Cost reduction through improved quality of care
Information technology can make a real difference in patient care. Computerized medical records, coupled with decision support software, can help avoid dangerous medical errors, assist in coordinating care for patients receiving services from multiple providers, help patients take responsibility for their own health, and improve the quality of care. Under Medicare for All, health care providers will be rewarded for improving the quality of care they give to patients. One measure of health care quality will be appropriate use of information technology systems that improve care quality and reduce costs.
Role of Medicaid
Medicaid will continue to provide supplemental services and cost-sharing assistance to very low income and disabled individuals.
Medicare
The current Medicare system will continue to provide insurance for the over-65 population and for eligible disabled individuals.
Cost of plan
The plan will create large savings--$380 billion a year--at the same time it provides quality, affordable care for all Americans. The Institute of Medicine has estimated that, with no other changes, there would be a savings of $130 billion from extending coverage to all. Increased utilization of health care services by the currently uninsured will be offset by reductions in cost as the result of better prevention and earlier treatment of illness and by the economic benefits of a healthier population.

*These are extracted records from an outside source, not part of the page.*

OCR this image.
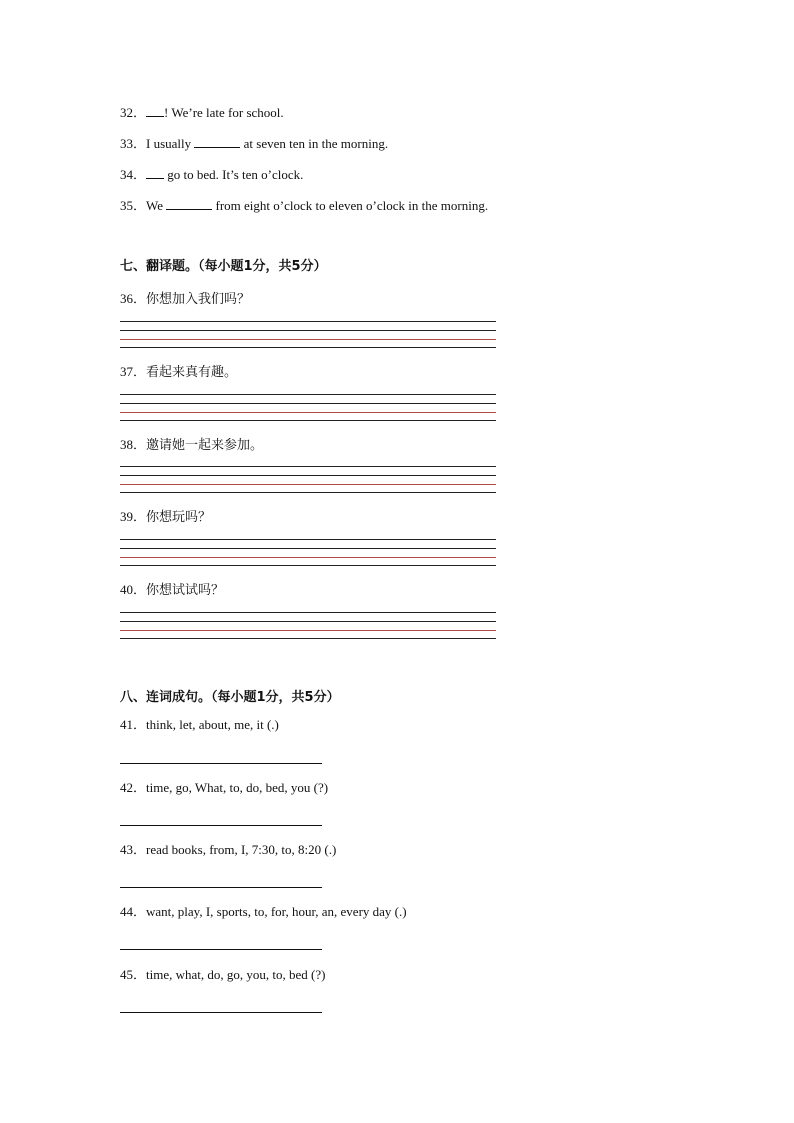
32． ! We’re late for school.
33．I usually	at seven ten in the morning.
34． go to bed. It’s ten o’clock.
35．We	from eight o’clock to eleven o’clock in the morning.
七、翻译题。（每小题1分，共5分）
36．你想加入我们吗？
37．看起来真有趣。
38．邀请她一起来参加。
39．你想玩吗？
40．你想试试吗？
八、连词成句。（每小题1分，共5分）
41．think, let, about, me, it (.)
42．time, go, What, to, do, bed, you (?)
43．read books, from, I, 7:30, to, 8:20 (.)
44．want, play, I, sports, to, for, hour, an, every day (.)
45．time, what, do, go, you, to, bed (?)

In addition, the plan will save over $160 billion a year as the result of universal adoption of an electronic medical record and advanced information technology, $70 billion a year in reduced insurance overhead costs, and $50 billion a year from reduced administrative costs to providers from dealing with a simpler, more uniform billing system.
While the plan will create large savings overall, there will be a significant cost-shift from individuals and businesses who now pay for the cost of health insurance to public financing sources. Preliminary estimates of the increase in federal spending are $600 billion a year, more than offset by reductions in costs to individuals and firms. The cost increase to the government will be fully covered by payroll taxes and general revenues, and will not add to the deficit.
Financing
The plan will be financed by a combination of payroll taxes and general revenues. Eighty-five percent of the financing will come from payroll taxes and 15% from general revenues. A preliminary estimate of the payroll tax financing necessary will be a payment of 7% of payroll by businesses and 1.7% by workers. By comparison, businesses providing coverage today spend an average of 13% of payroll to cover their workers.